BUSTED: Debunking Management Myths with Logic, Experience and Curiosity
Author: Ashok Soota, Peter de Jager, Sandhya Mendonca
Publisher: HarperCollins
Pages: 204
Price: Rs 599
A myth is a story that is told repeatedly to explain why something is the way it is without a deterministic basis of fact. Myth-busting is busting a myth, but also without a deterministic basis. Myth-making and myth-busting are both desultory and pleasurable activities. Both are a bit like punching the ether with your fists.
This book is a delightful read, not only because of the content, the authors’ light-heartedness, but also because of their irreverent style. I was reminded of a book by Matthew Stewart that I had read 15 years ago titled Management Myth: Why the Experts Keep Getting it Wrong. From that book, here is one extract to illustrate: “Frederick Winslow Taylor launched the revolution that launched scientific management and the management consulting industry…. After some time, he reached the point in his career where it was his right to speak, and others’ duty to listen.”
In Busted, the authors have chosen 17 popular myths to bust. One is: “It is lonely at the top”. They use their experiences to punch holes in this oft-quoted adage, thus producing their own new myth. For example, busting the myth that “it is lonely at the top,” they aver that “a leader can experience warmth, affection, love, pride, and gratitude from the team” and “you won’t be lonely if you could have a family to lean on and a network you can turn to for support and advice.” This reviewer, and indeed any smart reader, would argue that the original myth and the busted myth are both true. With either myth, you can punch the ether with an assertive jab of the hand, and, by the way, nobody could see the ether in the first place or see it move!
Consider another myth that the authors have busted: That the essence of strategy is choosing what not to do. The authors agree with the author of this well-worn adage, which is Harvard Business School Professor, Michael Porter. They then develop their own myth that “while the statement is true, their view is that it is not the essence of strategy.” How can anyone argue strongly on either side? Both are true. No sentence in the world can define precisely what strategy is (or leadership, for that matter), nor can any sentence define the essence of strategy!
A potential reader of the book may wonder what the book is all about. It makes a very central point, not directly, but indirectly. The book elegantly demonstrates the reality about management. Management is not for ideologues with rigid, researched, opinionated shibboleths. Through my own experience, I have found the same, that it is more akin to a performing art than to a science.

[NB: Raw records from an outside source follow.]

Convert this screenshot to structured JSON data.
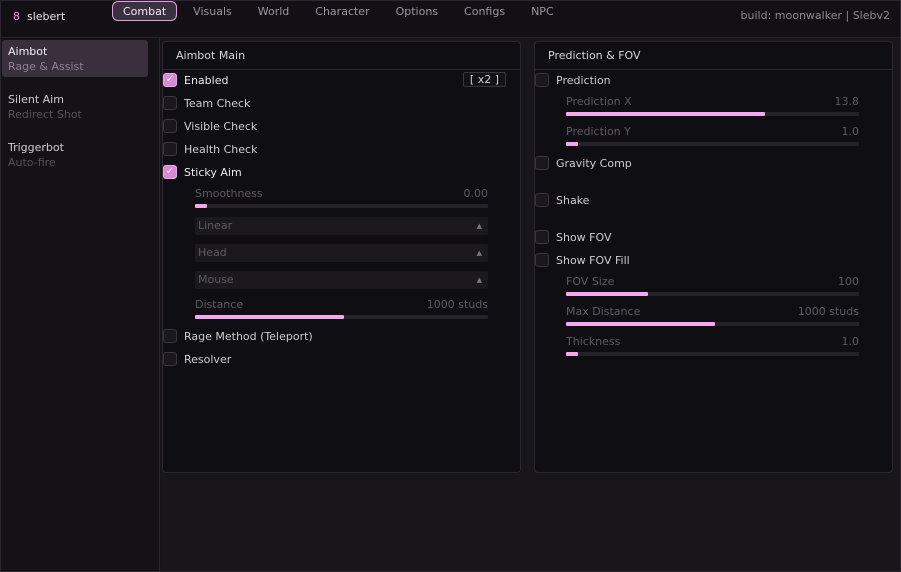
{
  "brand": {
    "icon": "8",
    "name": "slebert"
  },
  "tabs": [
    "Combat",
    "Visuals",
    "World",
    "Character",
    "Options",
    "Configs",
    "NPC"
  ],
  "build": "build: moonwalker | Slebv2",
  "sidebar": [
    {
      "title": "Aimbot",
      "subtitle": "Rage & Assist",
      "active": true
    },
    {
      "title": "Silent Aim",
      "subtitle": "Redirect Shot",
      "active": false
    },
    {
      "title": "Triggerbot",
      "subtitle": "Auto-fire",
      "active": false
    }
  ],
  "aimbot": {
    "title": "Aimbot Main",
    "keybind": "[ x2 ]",
    "enabled": {
      "label": "Enabled",
      "checked": true
    },
    "team_check": {
      "label": "Team Check",
      "checked": false
    },
    "visible_check": {
      "label": "Visible Check",
      "checked": false
    },
    "health_check": {
      "label": "Health Check",
      "checked": false
    },
    "sticky_aim": {
      "label": "Sticky Aim",
      "checked": true
    },
    "smoothness": {
      "label": "Smoothness",
      "value": "0.00",
      "fraction": 0.04
    },
    "dropdown_easing": "Linear",
    "dropdown_bone": "Head",
    "dropdown_method": "Mouse",
    "distance": {
      "label": "Distance",
      "value": "1000 studs",
      "fraction": 0.51
    },
    "rage_method": {
      "label": "Rage Method (Teleport)",
      "checked": false
    },
    "resolver": {
      "label": "Resolver",
      "checked": false
    }
  },
  "prediction": {
    "title": "Prediction & FOV",
    "prediction": {
      "label": "Prediction",
      "checked": false
    },
    "prediction_x": {
      "label": "Prediction X",
      "value": "13.8",
      "fraction": 0.68
    },
    "prediction_y": {
      "label": "Prediction Y",
      "value": "1.0",
      "fraction": 0.04
    },
    "gravity_comp": {
      "label": "Gravity Comp",
      "checked": false
    },
    "shake": {
      "label": "Shake",
      "checked": false
    },
    "show_fov": {
      "label": "Show FOV",
      "checked": false
    },
    "show_fov_fill": {
      "label": "Show FOV Fill",
      "checked": false
    },
    "fov_size": {
      "label": "FOV Size",
      "value": "100",
      "fraction": 0.28
    },
    "max_distance": {
      "label": "Max Distance",
      "value": "1000 studs",
      "fraction": 0.51
    },
    "thickness": {
      "label": "Thickness",
      "value": "1.0",
      "fraction": 0.04
    }
  },
  "colors": {
    "accent": "#f4a6ee",
    "background": "#161418",
    "panel": "#0f0e12"
  }
}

In science, discovery is at the core; proof through repeatable and reliable experiments. It has strong logic, rationality, scepticism, and debate. In making this affirmative statement, I am encouraged to recall what Niels Bohr, the atomic physicist, once said, “People assume that the opposite of a truth is an untruth. Science teaches us that the opposite of a truth may be another truth.” It is on this basis that quantum mechanics developed unimaginably revolutionary ideas like Heisenberg’s Principle of Uncertainty and the principle that an atomic particle could be at two different places at the same time!

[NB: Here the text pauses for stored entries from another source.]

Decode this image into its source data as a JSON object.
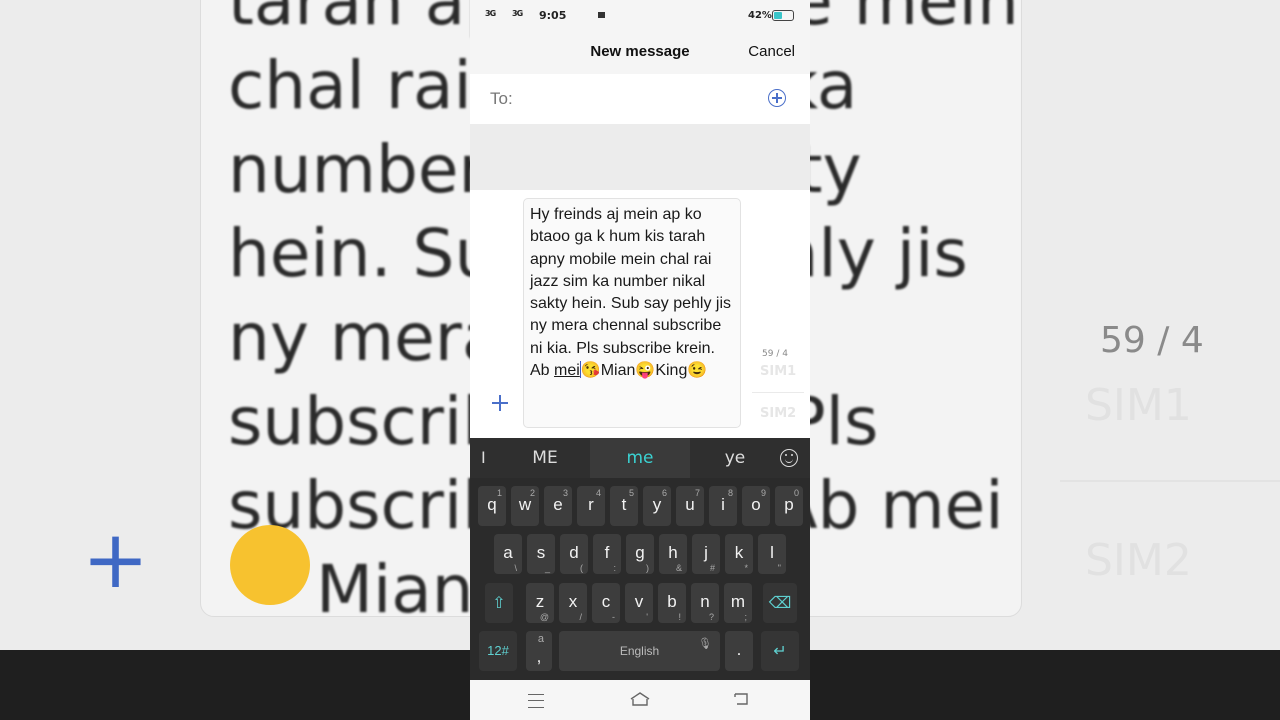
{
  "status_bar": {
    "signal_1": "3G",
    "signal_2": "3G",
    "time": "9:05",
    "battery": "42%"
  },
  "header": {
    "title": "New message",
    "cancel_label": "Cancel"
  },
  "recipient": {
    "label": "To:"
  },
  "compose": {
    "message_main": "Hy freinds aj mein  ap ko btaoo ga k hum kis tarah apny mobile mein chal rai jazz sim ka number  nikal sakty hein. Sub say pehly jis ny mera chennal subscribe  ni kia. Pls subscribe krein. Ab ",
    "message_underlined": "mei",
    "message_tail_1": "😘",
    "message_word_1": "Mian",
    "message_tail_2": "😜",
    "message_word_2": "King",
    "message_tail_3": "😉",
    "char_counter": "59 / 4",
    "sim1_label": "SIM1",
    "sim2_label": "SIM2"
  },
  "keyboard": {
    "suggestions": [
      "ME",
      "me",
      "ye"
    ],
    "row1": [
      {
        "k": "q",
        "s": "1"
      },
      {
        "k": "w",
        "s": "2"
      },
      {
        "k": "e",
        "s": "3"
      },
      {
        "k": "r",
        "s": "4"
      },
      {
        "k": "t",
        "s": "5"
      },
      {
        "k": "y",
        "s": "6"
      },
      {
        "k": "u",
        "s": "7"
      },
      {
        "k": "i",
        "s": "8"
      },
      {
        "k": "o",
        "s": "9"
      },
      {
        "k": "p",
        "s": "0"
      }
    ],
    "row2": [
      {
        "k": "a",
        "s": "\\"
      },
      {
        "k": "s",
        "s": "_"
      },
      {
        "k": "d",
        "s": "("
      },
      {
        "k": "f",
        "s": ":"
      },
      {
        "k": "g",
        "s": ")"
      },
      {
        "k": "h",
        "s": "&"
      },
      {
        "k": "j",
        "s": "#"
      },
      {
        "k": "k",
        "s": "*"
      },
      {
        "k": "l",
        "s": "\""
      }
    ],
    "row3": [
      {
        "k": "z",
        "s": "@"
      },
      {
        "k": "x",
        "s": "/"
      },
      {
        "k": "c",
        "s": "-"
      },
      {
        "k": "v",
        "s": "'"
      },
      {
        "k": "b",
        "s": "!"
      },
      {
        "k": "n",
        "s": "?"
      },
      {
        "k": "m",
        "s": ";"
      }
    ],
    "symbols_label": "12#",
    "comma_label": ",",
    "lang_key_label": "a",
    "space_label": "English",
    "period_label": "."
  },
  "background": {
    "lines": [
      "tarah apny mobile mein",
      "chal rai jazz sim ka",
      "number  nikal sakty",
      "hein. Sub say pehly jis",
      "ny mera chennal",
      "subscribe  ni kia. Pls",
      "subscribe krein. Ab mei",
      "Mian"
    ],
    "counter": "59 / 4",
    "sim1": "SIM1",
    "sim2": "SIM2"
  }
}
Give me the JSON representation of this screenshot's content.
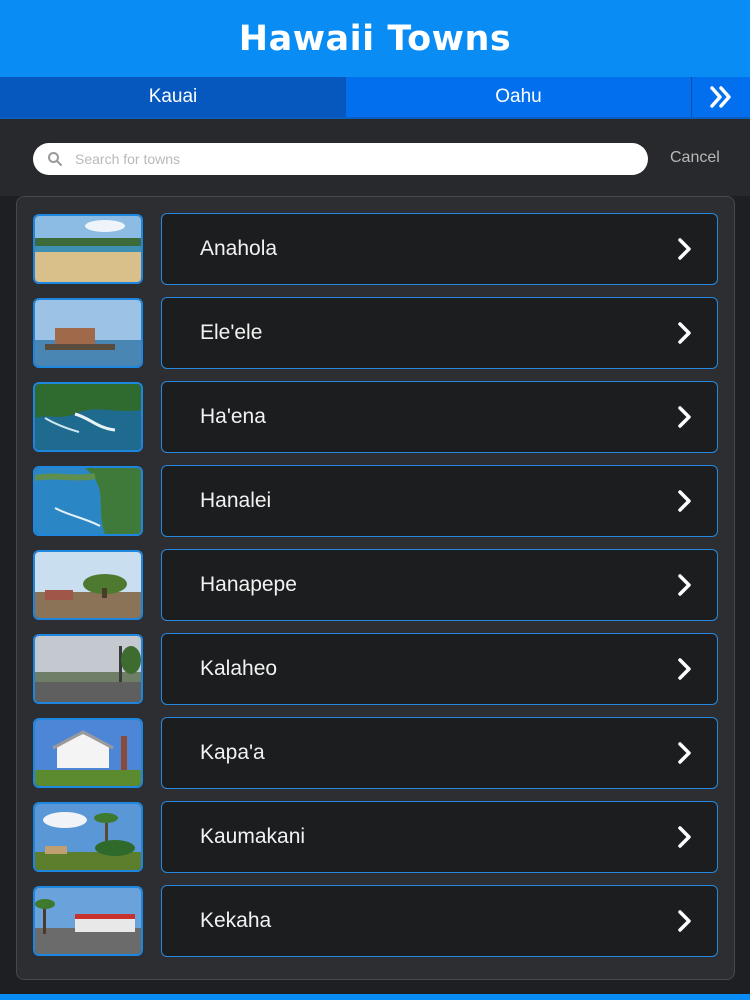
{
  "header": {
    "title": "Hawaii Towns"
  },
  "tabs": [
    {
      "label": "Kauai",
      "selected": true
    },
    {
      "label": "Oahu",
      "selected": false
    }
  ],
  "tab_next_icon": "double-chevron-right-icon",
  "search": {
    "placeholder": "Search for towns",
    "value": "",
    "cancel_label": "Cancel"
  },
  "colors": {
    "header": "#0a8cf5",
    "tab_bar": "#0270ee",
    "tab_selected": "#0658bf",
    "card_border": "#2a87e0",
    "background": "#1d1f22"
  },
  "towns": [
    {
      "name": "Anahola",
      "scene": "beach"
    },
    {
      "name": "Ele'ele",
      "scene": "harbor"
    },
    {
      "name": "Ha'ena",
      "scene": "coast-aerial"
    },
    {
      "name": "Hanalei",
      "scene": "bay"
    },
    {
      "name": "Hanapepe",
      "scene": "town-tree"
    },
    {
      "name": "Kalaheo",
      "scene": "cloudy-town"
    },
    {
      "name": "Kapa'a",
      "scene": "church"
    },
    {
      "name": "Kaumakani",
      "scene": "palms"
    },
    {
      "name": "Kekaha",
      "scene": "storefront"
    }
  ]
}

In performing arts, like tennis and dance, the context determines what is right for that circumstance. Is a double-handed backhand better than a single-handed backhand? Is a serve-and-volley strategy right on grass courts? The answer is delightfully ambiguous: It all depends.
And it is to this reality that Busted speaks. Management pedagogy in B-schools bears the panache and rigour of a science to young MBA aspirants, who, in turn, absorb these like the immutable laws of motion or gravity. The young minds carry these myths as words of gospel. Then they hit the road with real-life experiences and find that those myths are possible and desirable to bust. That is exactly what Ashok Soota et al have done, with elan and elegance, but, to their credit, without pontificating.

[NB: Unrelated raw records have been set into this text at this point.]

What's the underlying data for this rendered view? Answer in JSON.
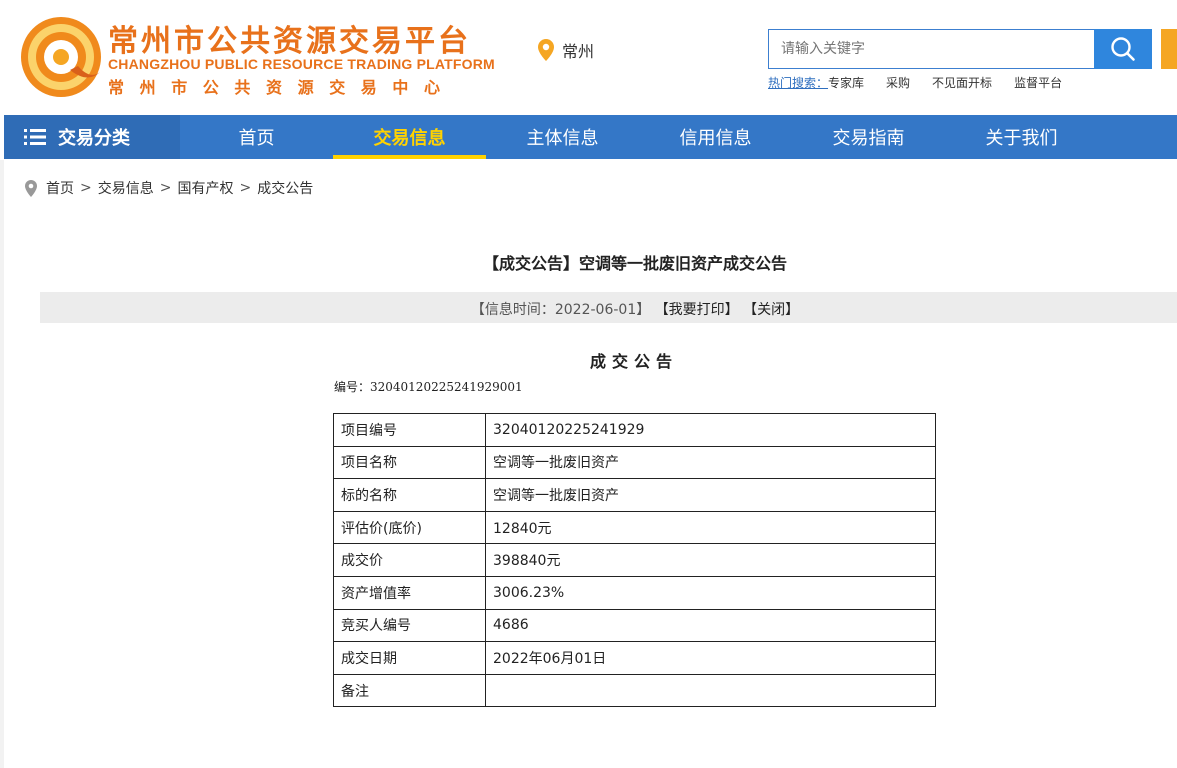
{
  "brand": {
    "name_cn": "常州市公共资源交易平台",
    "name_en": "CHANGZHOU PUBLIC RESOURCE TRADING PLATFORM",
    "center_cn": "常州市公共资源交易中心",
    "accent_color": "#e8711b"
  },
  "location": {
    "icon": "map-pin-icon",
    "city": "常州"
  },
  "search": {
    "placeholder": "请输入关键字",
    "button_icon": "search-icon",
    "hot_label": "热门搜索：",
    "hot_items": [
      "专家库",
      "采购",
      "不见面开标",
      "监督平台"
    ]
  },
  "nav": {
    "category_label": "交易分类",
    "items": [
      "首页",
      "交易信息",
      "主体信息",
      "信用信息",
      "交易指南",
      "关于我们"
    ],
    "active": "交易信息",
    "bar_color": "#3477c7",
    "active_color": "#ffd200"
  },
  "breadcrumb": [
    "首页",
    "交易信息",
    "国有产权",
    "成交公告"
  ],
  "article": {
    "title": "【成交公告】空调等一批废旧资产成交公告",
    "info_time": "【信息时间：2022-06-01】",
    "print_label": "【我要打印】",
    "close_label": "【关闭】",
    "heading": "成交公告",
    "number_line": "编号：32040120225241929001",
    "rows": [
      {
        "label": "项目编号",
        "value": "32040120225241929"
      },
      {
        "label": "项目名称",
        "value": "空调等一批废旧资产"
      },
      {
        "label": "标的名称",
        "value": "空调等一批废旧资产"
      },
      {
        "label": "评估价(底价)",
        "value": "12840元"
      },
      {
        "label": "成交价",
        "value": "398840元"
      },
      {
        "label": "资产增值率",
        "value": "3006.23%"
      },
      {
        "label": "竞买人编号",
        "value": "4686"
      },
      {
        "label": "成交日期",
        "value": "2022年06月01日"
      },
      {
        "label": "备注",
        "value": ""
      }
    ]
  }
}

I liked the chapter on medium of powerPoint charts. Over the years, presentations have become elegantly nonsensical, bewildering the observer with the confusion of whether to concentrate on reading the charts or to concentrate on listening to the effulgent vocabulary emanating from the presenter’s mouth. Ashok Soota and Peter de Jager do not wish to throw away the baby with the bathwater. Their busted version is not to blame the medium for poor outcomes, rather they advise to keep the presentation focused and relevant.
Another chapter is busting the myth that organisations are over-led and under-managed. The authors argue that leadership and management are not mutually exclusive because they are two sides of the same coin. At times, “leaders must manage and managers must lead because people thrive in an environment of balanced leadership and management.”
When managers describe their practices, their narration usually is: “In this context that approach worked for me”. Thus, three ends of a triangle are considered—the problem, the context, and the solution. Other managers may or may not adopt the practice because the context of their problem may be distinctly different. When academics write esoteric papers, many, not all, treat the subject with the rigour of atomic physics: What will work, time and again, repeatably and reliably. These academics read their papers to other academics in distinguished conferences; thus knowledge is advanced without application. Busted tries to trace the connection between myths and contextual reality by busting some myths.